Member of the Virginia House of Burgesses from Southampton County
- In office May 8, 1769 – July 1776 Serving with Henry Taylor
- Preceded by: Joseph Gray
- Succeeded by: position eliminated

Personal details
- Born: July 18, 1743 Southampton County, Virginia Virginia Colony, British America
- Died: June 1, 1790 (aged 46)
- Alma mater: College of William & Mary
- Profession: Planter, politician

= Edwin Gray Sr. =

American planter and politician

Edwin Gray (July 18, 1743 – before June 1790) was a planter, patriot and politician from Southampton County who represented the county in the House of Burgesses, Virginia Revolutionary conventions, Virginia House of Delegates and Virginia Senate.

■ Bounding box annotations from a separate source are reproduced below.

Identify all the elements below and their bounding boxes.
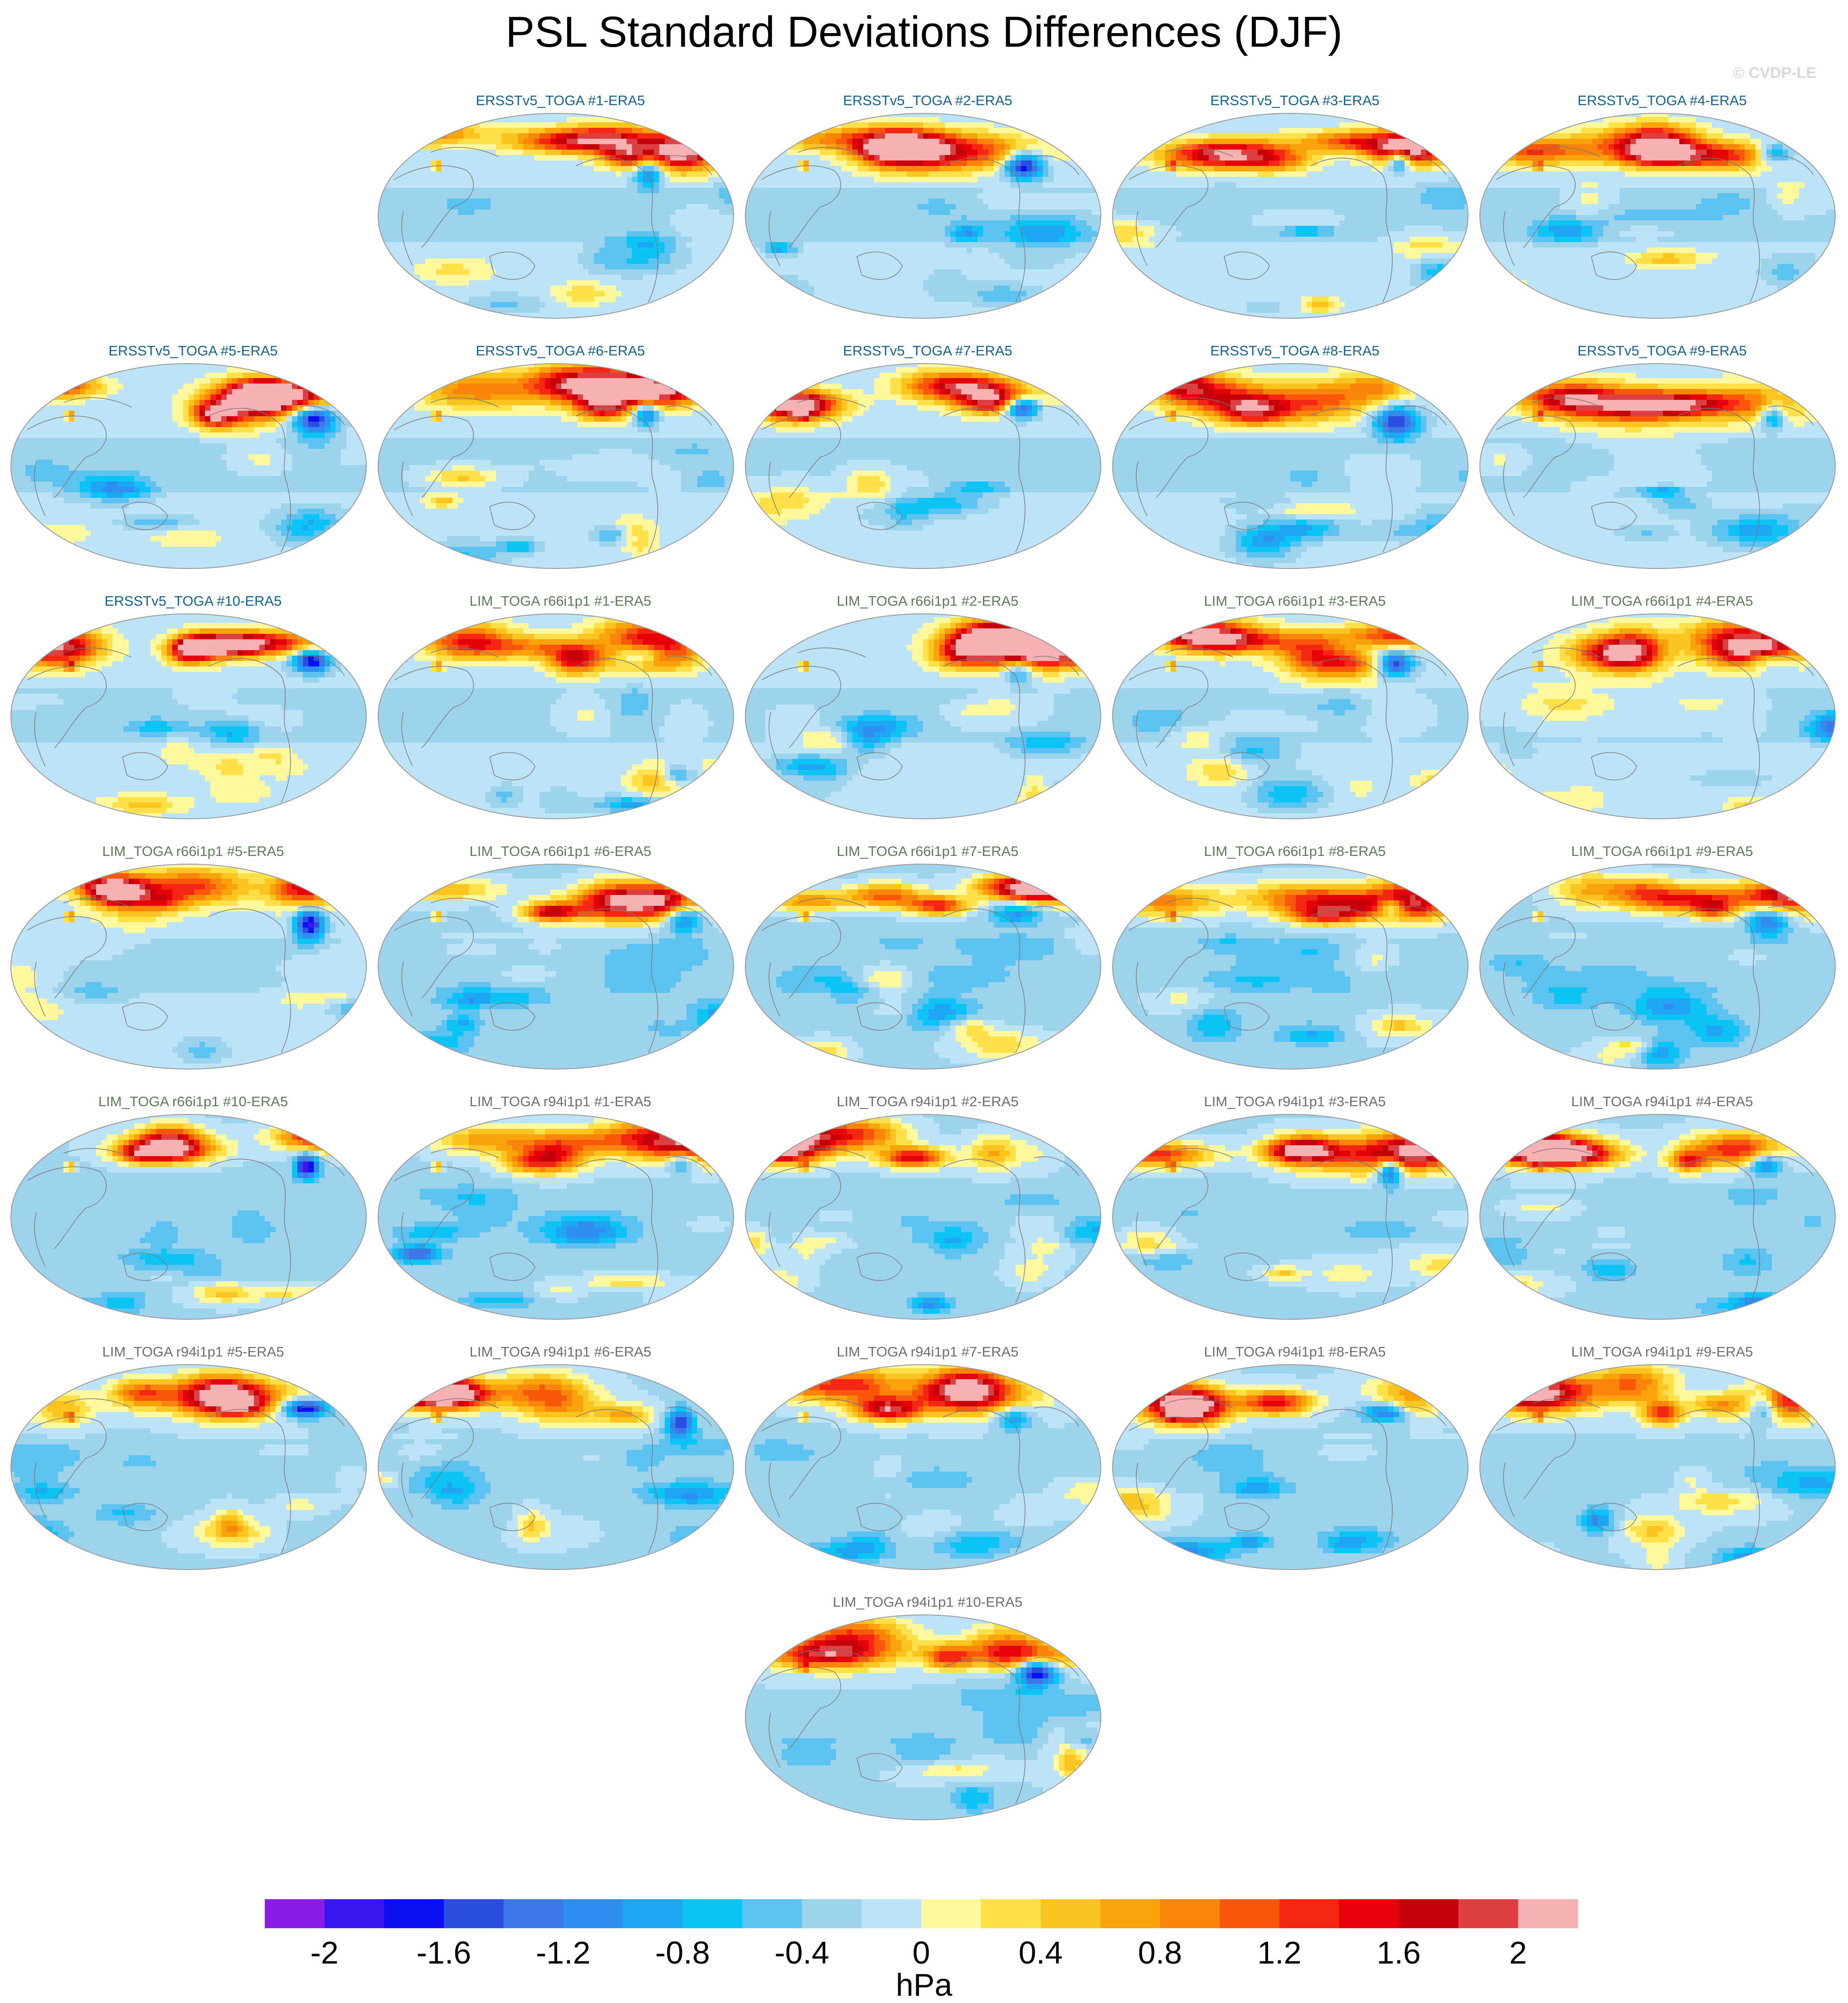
panel-title: LIM_TOGA r94i1p1 #5-ERA5 (9, 1344, 377, 1360)
map-panel (376, 1113, 735, 1321)
map-panel (1478, 1363, 1837, 1571)
colorbar-tick-label: -1.6 (417, 1935, 472, 1970)
panel-title: LIM_TOGA r66i1p1 #10-ERA5 (9, 1094, 377, 1110)
panel-title: LIM_TOGA r94i1p1 #7-ERA5 (744, 1344, 1112, 1360)
colorbar-swatch (981, 1899, 1041, 1928)
map-panel (744, 612, 1103, 821)
colorbar-swatch (921, 1899, 981, 1928)
panel-title: LIM_TOGA r66i1p1 #5-ERA5 (9, 843, 377, 860)
colorbar-tick-label: 0.4 (1019, 1935, 1063, 1970)
colorbar-swatch (444, 1899, 504, 1928)
panel-title: LIM_TOGA r66i1p1 #8-ERA5 (1111, 843, 1479, 860)
map-panel (1111, 362, 1470, 570)
map-panel (744, 1363, 1103, 1571)
colorbar-tick-label: -0.8 (655, 1935, 710, 1970)
colorbar-swatch (504, 1899, 564, 1928)
colorbar-swatch (1339, 1899, 1399, 1928)
colorbar-swatch (623, 1899, 683, 1928)
panel-title: LIM_TOGA r66i1p1 #3-ERA5 (1111, 593, 1479, 609)
panel-title: LIM_TOGA r94i1p1 #2-ERA5 (744, 1094, 1112, 1110)
panel-title: LIM_TOGA r94i1p1 #9-ERA5 (1478, 1344, 1846, 1360)
colorbar-tick-label: 1.6 (1376, 1935, 1420, 1970)
map-panel (1111, 112, 1470, 320)
map-panel (1478, 112, 1837, 320)
panel-title: LIM_TOGA r94i1p1 #3-ERA5 (1111, 1094, 1479, 1110)
colorbar-tick-label: -0.4 (774, 1935, 829, 1970)
colorbar-swatch (1459, 1899, 1518, 1928)
map-panel (376, 612, 735, 821)
panel-title: ERSSTv5_TOGA #3-ERA5 (1111, 92, 1479, 109)
colorbar-swatch (563, 1899, 623, 1928)
panel-title: LIM_TOGA r94i1p1 #10-ERA5 (744, 1594, 1112, 1610)
panel-title: ERSSTv5_TOGA #2-ERA5 (744, 92, 1112, 109)
map-panel (9, 362, 368, 570)
colorbar-tick-label: 0.8 (1138, 1935, 1182, 1970)
map-panel (9, 612, 368, 821)
map-panel (744, 112, 1103, 320)
panel-title: ERSSTv5_TOGA #6-ERA5 (376, 343, 744, 359)
panel-title: ERSSTv5_TOGA #5-ERA5 (9, 343, 377, 359)
colorbar-swatch (1220, 1899, 1279, 1928)
colorbar-tick-label: 1.2 (1257, 1935, 1301, 1970)
map-panel (376, 112, 735, 320)
colorbar-tick-label: -2 (311, 1935, 339, 1970)
map-panel (1478, 1113, 1837, 1321)
map-panel (376, 362, 735, 570)
map-panel (1111, 1113, 1470, 1321)
panel-title: LIM_TOGA r66i1p1 #6-ERA5 (376, 843, 744, 860)
map-panel (1478, 862, 1837, 1071)
panel-title: LIM_TOGA r94i1p1 #8-ERA5 (1111, 1344, 1479, 1360)
panel-title: ERSSTv5_TOGA #9-ERA5 (1478, 343, 1846, 359)
colorbar-tick-label: -1.2 (536, 1935, 591, 1970)
colorbar-swatch (265, 1899, 325, 1928)
colorbar-swatch (384, 1899, 444, 1928)
map-panel (744, 862, 1103, 1071)
panel-title: LIM_TOGA r66i1p1 #7-ERA5 (744, 843, 1112, 860)
map-panel (376, 1363, 735, 1571)
panel-title: ERSSTv5_TOGA #7-ERA5 (744, 343, 1112, 359)
panel-title: LIM_TOGA r94i1p1 #6-ERA5 (376, 1344, 744, 1360)
colorbar-swatch (1279, 1899, 1339, 1928)
colorbar-swatch (1100, 1899, 1160, 1928)
colorbar-swatch (1041, 1899, 1100, 1928)
colorbar-unit-label: hPa (0, 1968, 1848, 2002)
map-panel (744, 1113, 1103, 1321)
colorbar-swatch (802, 1899, 862, 1928)
colorbar-tick-label: 2 (1509, 1935, 1527, 1970)
colorbar-swatch (1399, 1899, 1459, 1928)
colorbar-swatch (325, 1899, 384, 1928)
colorbar-swatch (682, 1899, 742, 1928)
panel-title: ERSSTv5_TOGA #1-ERA5 (376, 92, 744, 109)
panel-title: ERSSTv5_TOGA #10-ERA5 (9, 593, 377, 609)
panel-title: LIM_TOGA r94i1p1 #1-ERA5 (376, 1094, 744, 1110)
panel-grid: ERSSTv5_TOGA #1-ERA5 ERSSTv5_TOGA #2-ERA5… (0, 0, 1848, 1859)
colorbar-swatch (1160, 1899, 1220, 1928)
map-panel (744, 362, 1103, 570)
panel-title: ERSSTv5_TOGA #8-ERA5 (1111, 343, 1479, 359)
map-panel (1111, 862, 1470, 1071)
map-panel (1111, 612, 1470, 821)
colorbar-tick-label: 0 (913, 1935, 930, 1970)
map-panel (1111, 1363, 1470, 1571)
colorbar-swatch (861, 1899, 921, 1928)
map-panel (9, 862, 368, 1071)
panel-title: LIM_TOGA r66i1p1 #9-ERA5 (1478, 843, 1846, 860)
map-panel (376, 862, 735, 1071)
map-panel (9, 1363, 368, 1571)
map-panel (1478, 362, 1837, 570)
map-panel (1478, 612, 1837, 821)
panel-title: LIM_TOGA r66i1p1 #4-ERA5 (1478, 593, 1846, 609)
map-panel (9, 1113, 368, 1321)
colorbar-swatch (1518, 1899, 1578, 1928)
panel-title: ERSSTv5_TOGA #4-ERA5 (1478, 92, 1846, 109)
colorbar-swatch (742, 1899, 802, 1928)
panel-title: LIM_TOGA r94i1p1 #4-ERA5 (1478, 1094, 1846, 1110)
map-panel (744, 1613, 1103, 1822)
panel-title: LIM_TOGA r66i1p1 #2-ERA5 (744, 593, 1112, 609)
panel-title: LIM_TOGA r66i1p1 #1-ERA5 (376, 593, 744, 609)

==Early life and education==
Born in what soon became Southampton County, Virginia (but was then Isle of Wight County), the son of burgess Joseph Gray and his wife Sarah, Gray had a younger brother James (who died circa 1787), as well as three sisters who survived to adulthood. He received a private education suitable to his class before traveling across the James River to Williamsburg to attend the College of William & Mary in 1753. His brother James served as a captain during the Revolutionary War, was wounded at the Battle of Germantown, and married Elizabeth Grizzie Cowper.

==Career==
His father, Joseph Gray, who had been a prominent force in Southampton County for decades, died in 1769, and the following year the local court named Edwin and his brother as executors per the will which Joseph had signed in August 1769. Edwin received 1060 acres and named enslaved people, as well as an additional 640 acres on the south side of the Nottoway River, which the will acknowledged were subject to heavy debts, so he might not receive them. The will named his married sisters, and stated each had already received their inheritance (presumably as dowries), while his widow received a life estate (including a 790-acre plantation and named enslaved persons), which James would then inherit after her death.

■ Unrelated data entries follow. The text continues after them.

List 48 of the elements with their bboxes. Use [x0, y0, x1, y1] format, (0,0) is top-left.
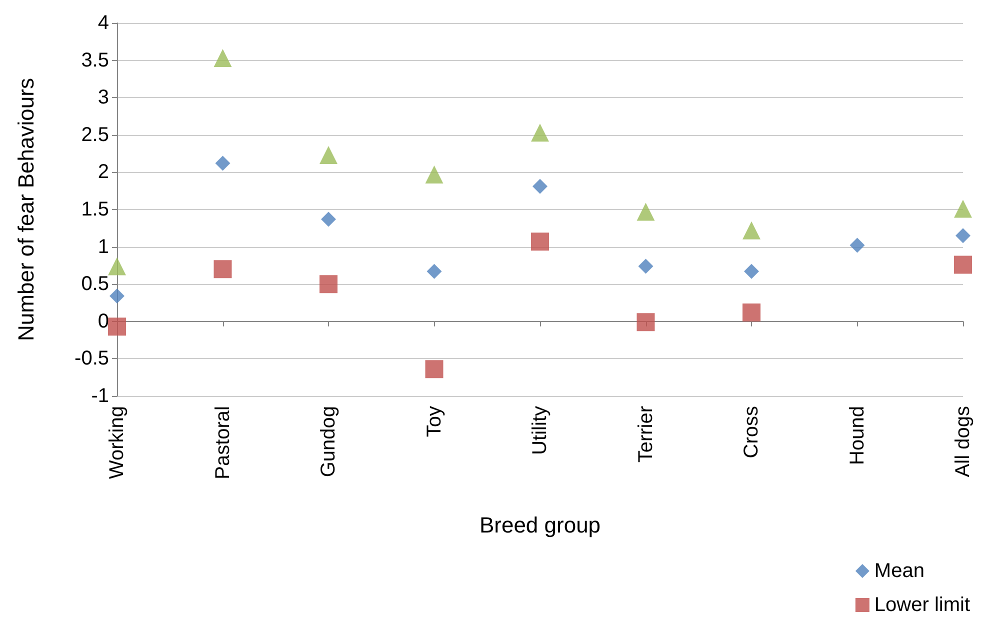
point: [636, 202, 655, 221]
point: [321, 212, 336, 227]
legend-label: Mean: [874, 560, 924, 582]
y-tick-label: 1: [98, 236, 109, 258]
y-tick-label: 2: [98, 161, 109, 184]
x-tick-label: Gundog: [318, 406, 340, 478]
point: [954, 256, 972, 274]
y-tick-label: 2.5: [81, 124, 109, 146]
point: [742, 221, 760, 240]
y-tick-label: 3: [98, 86, 109, 109]
point: [744, 264, 759, 279]
point: [215, 156, 230, 171]
point: [636, 313, 655, 332]
point: [425, 360, 444, 378]
x-tick-label: All dogs: [952, 406, 974, 478]
x-tick-label: Working: [106, 406, 128, 479]
point: [108, 318, 126, 336]
x-tick-label: Toy: [423, 406, 446, 438]
point: [214, 49, 232, 68]
x-tick-label: Hound: [846, 406, 868, 465]
point: [956, 228, 970, 244]
x-tick-label: Utility: [529, 406, 551, 455]
point: [850, 238, 865, 253]
x-axis-title: Breed group: [479, 512, 601, 538]
point: [426, 264, 442, 279]
point: [320, 275, 338, 294]
point: [531, 124, 549, 142]
point: [531, 232, 549, 251]
point: [532, 178, 548, 194]
y-tick-label: -0.5: [74, 348, 109, 370]
y-tick-label: -1: [91, 385, 109, 407]
point: [638, 258, 654, 274]
point: [108, 257, 126, 276]
y-tick-label: 1.5: [81, 198, 109, 220]
y-tick-label: 4: [98, 12, 109, 34]
point: [954, 200, 972, 218]
y-tick-label: 0.5: [81, 273, 109, 296]
point: [214, 260, 232, 278]
y-tick-label: 3.5: [81, 49, 109, 72]
point: [425, 165, 444, 184]
x-tick-label: Pastoral: [212, 406, 234, 480]
x-tick-label: Cross: [740, 406, 762, 458]
y-axis-title: Number of fear Behaviours: [14, 78, 38, 341]
legend-label: Lower limit: [874, 594, 970, 616]
point: [320, 146, 338, 164]
point: [110, 288, 124, 304]
point: [742, 303, 760, 322]
x-tick-label: Terrier: [634, 406, 657, 463]
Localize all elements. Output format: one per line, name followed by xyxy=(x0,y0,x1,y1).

Southampton County voters elected Gray and Henry Taylor (1737-1781) as their representatives to the House of Burgesses for both sessions of the House of Burgesses which began in 1769, and re-elected the pair each term until Virginia's last colonial governor, Lord Dunmore, suspended the legislature and Virginia declared its independence in 1776. Gary may have chaired the county's Committee of Safety, as well as served with Henry Taylor, Benjamin Ruffin Jr., Thomas Edmunds and Rev. George Gurley. Voters also elected Gray and Taylor as their representative to all five Revolutionary Conventions, and the first session of the Virginia House of Delegates in 1776. Longtime Southampton County clerk Richard Kello replaced Gray as a delegate in 1777 because Gray won election to the Virginia Senate, representing Southampton and nearby Dinwiddie and Sussex Counties, and he served until the 1779, session, when both he and George Brooke of relatively distant Essex County were both disqualified (possibly because he was also elected to the House of Delegates in that session, but more likely for election improprieties since David Mason was elected as that district's senator).

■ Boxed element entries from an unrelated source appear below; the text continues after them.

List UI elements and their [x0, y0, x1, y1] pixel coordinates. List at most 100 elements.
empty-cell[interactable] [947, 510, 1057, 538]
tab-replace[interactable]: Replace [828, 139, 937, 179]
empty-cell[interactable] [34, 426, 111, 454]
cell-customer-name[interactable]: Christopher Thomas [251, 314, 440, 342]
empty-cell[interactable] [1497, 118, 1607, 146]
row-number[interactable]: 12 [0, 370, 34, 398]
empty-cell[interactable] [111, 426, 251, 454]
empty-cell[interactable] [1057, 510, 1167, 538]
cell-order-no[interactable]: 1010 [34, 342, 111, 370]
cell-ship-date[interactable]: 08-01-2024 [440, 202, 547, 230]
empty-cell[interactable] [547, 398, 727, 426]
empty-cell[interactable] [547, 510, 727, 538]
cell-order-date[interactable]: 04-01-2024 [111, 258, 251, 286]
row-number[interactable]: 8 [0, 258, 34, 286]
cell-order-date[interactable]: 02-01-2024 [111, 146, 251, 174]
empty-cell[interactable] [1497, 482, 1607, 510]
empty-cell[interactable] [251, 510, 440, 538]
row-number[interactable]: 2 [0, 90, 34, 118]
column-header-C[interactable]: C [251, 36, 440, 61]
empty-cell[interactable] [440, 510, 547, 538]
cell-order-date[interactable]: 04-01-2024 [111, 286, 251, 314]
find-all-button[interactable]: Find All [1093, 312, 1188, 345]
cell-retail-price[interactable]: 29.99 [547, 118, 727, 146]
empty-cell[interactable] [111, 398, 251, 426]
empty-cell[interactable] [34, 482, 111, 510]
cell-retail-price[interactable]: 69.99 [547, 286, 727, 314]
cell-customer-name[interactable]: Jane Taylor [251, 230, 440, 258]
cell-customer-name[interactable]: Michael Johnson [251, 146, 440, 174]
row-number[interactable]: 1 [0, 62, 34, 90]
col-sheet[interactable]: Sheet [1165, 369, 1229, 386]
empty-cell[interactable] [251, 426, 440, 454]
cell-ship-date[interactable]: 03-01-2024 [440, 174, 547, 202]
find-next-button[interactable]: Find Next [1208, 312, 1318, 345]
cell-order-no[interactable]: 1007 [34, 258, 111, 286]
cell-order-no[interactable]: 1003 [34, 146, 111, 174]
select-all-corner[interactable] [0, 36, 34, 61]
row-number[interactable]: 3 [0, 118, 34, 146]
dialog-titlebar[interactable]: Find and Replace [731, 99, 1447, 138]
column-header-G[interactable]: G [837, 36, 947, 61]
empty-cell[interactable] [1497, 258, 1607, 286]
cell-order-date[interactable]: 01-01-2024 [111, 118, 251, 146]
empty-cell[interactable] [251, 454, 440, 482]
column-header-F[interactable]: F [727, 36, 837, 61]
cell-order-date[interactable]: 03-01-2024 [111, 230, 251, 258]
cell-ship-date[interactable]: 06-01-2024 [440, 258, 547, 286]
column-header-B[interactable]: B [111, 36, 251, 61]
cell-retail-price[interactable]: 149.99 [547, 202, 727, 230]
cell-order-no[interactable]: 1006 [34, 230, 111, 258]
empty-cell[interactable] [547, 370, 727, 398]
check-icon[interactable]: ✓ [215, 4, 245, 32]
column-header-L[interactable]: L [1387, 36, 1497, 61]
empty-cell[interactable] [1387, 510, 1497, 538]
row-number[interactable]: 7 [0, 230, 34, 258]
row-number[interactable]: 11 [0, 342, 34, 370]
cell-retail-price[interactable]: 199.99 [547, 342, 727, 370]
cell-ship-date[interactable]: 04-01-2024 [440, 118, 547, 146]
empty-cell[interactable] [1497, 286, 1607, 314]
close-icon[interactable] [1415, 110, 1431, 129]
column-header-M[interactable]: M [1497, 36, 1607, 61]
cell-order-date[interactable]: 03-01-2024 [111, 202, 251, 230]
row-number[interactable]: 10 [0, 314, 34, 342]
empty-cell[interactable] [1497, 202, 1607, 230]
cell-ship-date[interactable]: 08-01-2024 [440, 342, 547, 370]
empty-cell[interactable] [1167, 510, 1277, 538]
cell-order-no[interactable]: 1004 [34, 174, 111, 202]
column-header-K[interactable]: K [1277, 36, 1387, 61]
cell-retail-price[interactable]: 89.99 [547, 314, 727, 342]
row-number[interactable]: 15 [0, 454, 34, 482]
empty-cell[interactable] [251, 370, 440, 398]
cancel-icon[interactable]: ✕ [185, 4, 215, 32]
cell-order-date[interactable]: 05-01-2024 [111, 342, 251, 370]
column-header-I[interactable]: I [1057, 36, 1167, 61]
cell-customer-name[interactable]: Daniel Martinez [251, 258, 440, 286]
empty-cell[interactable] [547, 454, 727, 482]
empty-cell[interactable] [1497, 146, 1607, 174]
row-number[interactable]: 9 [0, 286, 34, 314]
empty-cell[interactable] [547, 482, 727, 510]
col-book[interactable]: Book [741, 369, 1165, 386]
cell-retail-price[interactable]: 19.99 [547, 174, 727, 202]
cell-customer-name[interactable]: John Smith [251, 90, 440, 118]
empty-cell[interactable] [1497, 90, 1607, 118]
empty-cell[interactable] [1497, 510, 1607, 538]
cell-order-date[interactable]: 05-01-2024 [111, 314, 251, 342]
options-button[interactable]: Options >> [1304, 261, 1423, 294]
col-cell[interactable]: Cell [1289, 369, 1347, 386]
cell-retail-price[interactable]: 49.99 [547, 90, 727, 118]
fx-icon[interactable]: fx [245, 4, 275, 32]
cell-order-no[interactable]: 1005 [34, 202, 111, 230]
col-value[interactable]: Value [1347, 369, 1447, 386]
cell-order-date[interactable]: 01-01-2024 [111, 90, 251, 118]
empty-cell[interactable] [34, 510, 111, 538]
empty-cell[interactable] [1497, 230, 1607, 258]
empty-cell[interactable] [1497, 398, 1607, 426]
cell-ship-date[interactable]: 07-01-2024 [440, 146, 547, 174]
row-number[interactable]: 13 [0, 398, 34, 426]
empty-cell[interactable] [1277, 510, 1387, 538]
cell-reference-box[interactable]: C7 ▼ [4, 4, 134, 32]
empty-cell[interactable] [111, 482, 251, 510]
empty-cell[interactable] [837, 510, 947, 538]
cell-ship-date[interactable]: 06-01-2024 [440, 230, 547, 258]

Both Edwin Gray and his brother James operated plantations using enslaved labor. In the 1787 Virginia tax census, Gray owned a dozen enslaved adult Blacks, ten between sixteen and twenty years old, eleven horses, and fifty cattle, as well as both a four-wheeled chaise and a two-wheeled chair, whereas James' estate owned only two enslaved Blacks, two horses, and nineteen cattle.

==Personal life==
Gray married Julianna Godwin, from a prominent family in nearby Nansemond county. They had at least four sons who survived him— Joseph who died about 1798, Thomas who married Anne Cocke Browne and died age 75 in 1831, Edwin Gray who continued his father's political legacy, and Henry Mills Gray who was still underage so his elder brother Edwin became his guardian in 1796, as well as a daughter, Mary, who married Daniel Simmons.

==Death and legacy==
Gray wrote his last will on September 3, 1788 was admitted to probate in Southampton County in June 1790, with his widow, Julianna Godwin, appointed as his administrator. However, she died by April 15, 1796, when their third son, Edwin, was granted administration of her estate.

His son, also Edwin Gray, succeeded him as one of Southampton County's delegates in Richmond (probably in his lifetime), and then won election and repeated re-election to the U.S. House of Representatives, serving from 1799 until retiring in 1813. Edwin Gray Jr. owned 10 slaves in the 1810 federal census. He died in Nansemond County, Virginia about 1817.